More than 4,000 tents have been erected for homeless survivors, Postiglione said, and 1,060 firefighters, 1,000 police officers and 400 soldiers were working in the affected area. The Italian Red Cross said it had 462 volunteers and had set up two field tents with kitchens.

Also involved were nine helicopters, 200 emergency vehicles and 50 canine rescue squads.

In the damaged town of Pescara del Tronto, a 10-year-old girl was also pulled alive from the rubble, according to rescue posted by Sky TV. In the video two women can be seen running up the street yelling, "She's alive!"

The mayor of Accumoli, Stefano Petrucci, said a family of four had died there, one of the few young families who had decided to stay in the area. He wept as he noted that the tiny hamlet's population of 700 grows to 2,000 in the summer months, and he said he feared for the future of the town.

"I hope they don't forget us," he said.

Related: The Ancient Town of Amatrice Turned to Rubble

One woman spent the night in her car, afraid there would be more quakes.

"We have lost everything, even our fear," the woman, who gave her name as Monica, told news site Quotidiano. "We no longer have our house. Many of our friends, relatives and acquaintances are dead. We have nothing more to lose."

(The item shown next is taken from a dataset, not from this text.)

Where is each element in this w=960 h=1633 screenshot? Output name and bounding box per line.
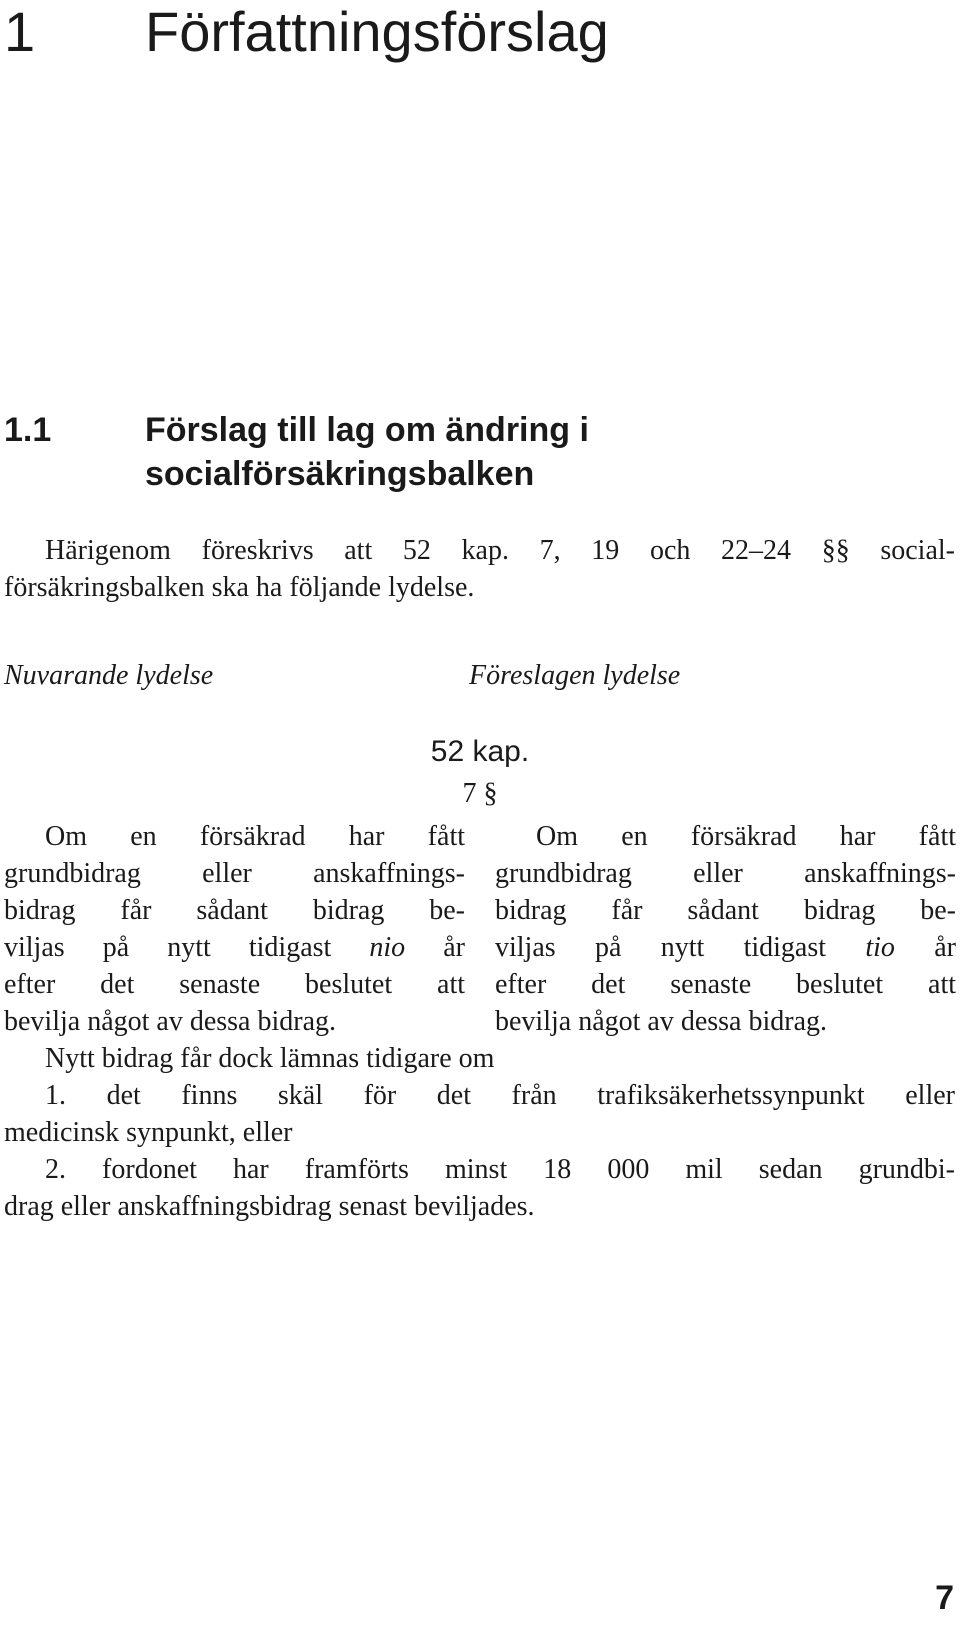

The earthquake hit at 3:36 a.m. local time Wednesday (9:36 p.m. ET Tuesday) near Norcia, 50 miles southeast of Perugia — just 25 miles from the epicenter of the L'Aquila temblor that killed more than 300 people in 2009. It was felt more than 100 miles away in Rome.

In Arquata del Tronto, one of the victims was an 18-month-old girl whose mother survived the 2009 quake in nearby L'Aquila before moving away.

The girl, Marisol Piermarini, was sleeping in her bed in the family's vacation home in when the quake struck, ANSA reported. Her mother, Martina Turco, was being treated in a hospital after being pulled from the rubble.

"I haven't slept much because I was really afraid," said Arturo Onesi, 70, from the same town, who spent the night in a tent camp for survivors and rescue workers.

A team of 30 refugees was helping in Arquata del Tronto under the guidance of a local rights group. The migrants, who had been staying in a nearby hostel and most of whom are from Africa, volunteered to help clear an area to coordinate emergency teams.

Italy sits at the intersection of two major continental plates, making it one of the most seismically active countries in Europe.

Wednesday's quake occurred along a fault in the central Apennine Mountains, which span Italy from the Gulf of Taranto in the south to the southern edge of the Po River basin in the north, according to the U.S. Geological Survey.

The U.S. State Department said Thursday that it was still trying to account for all U.S. citizens in the area. It again asked U.S. citizens who may have been affected to check in with family and friends on social media as soon as possible.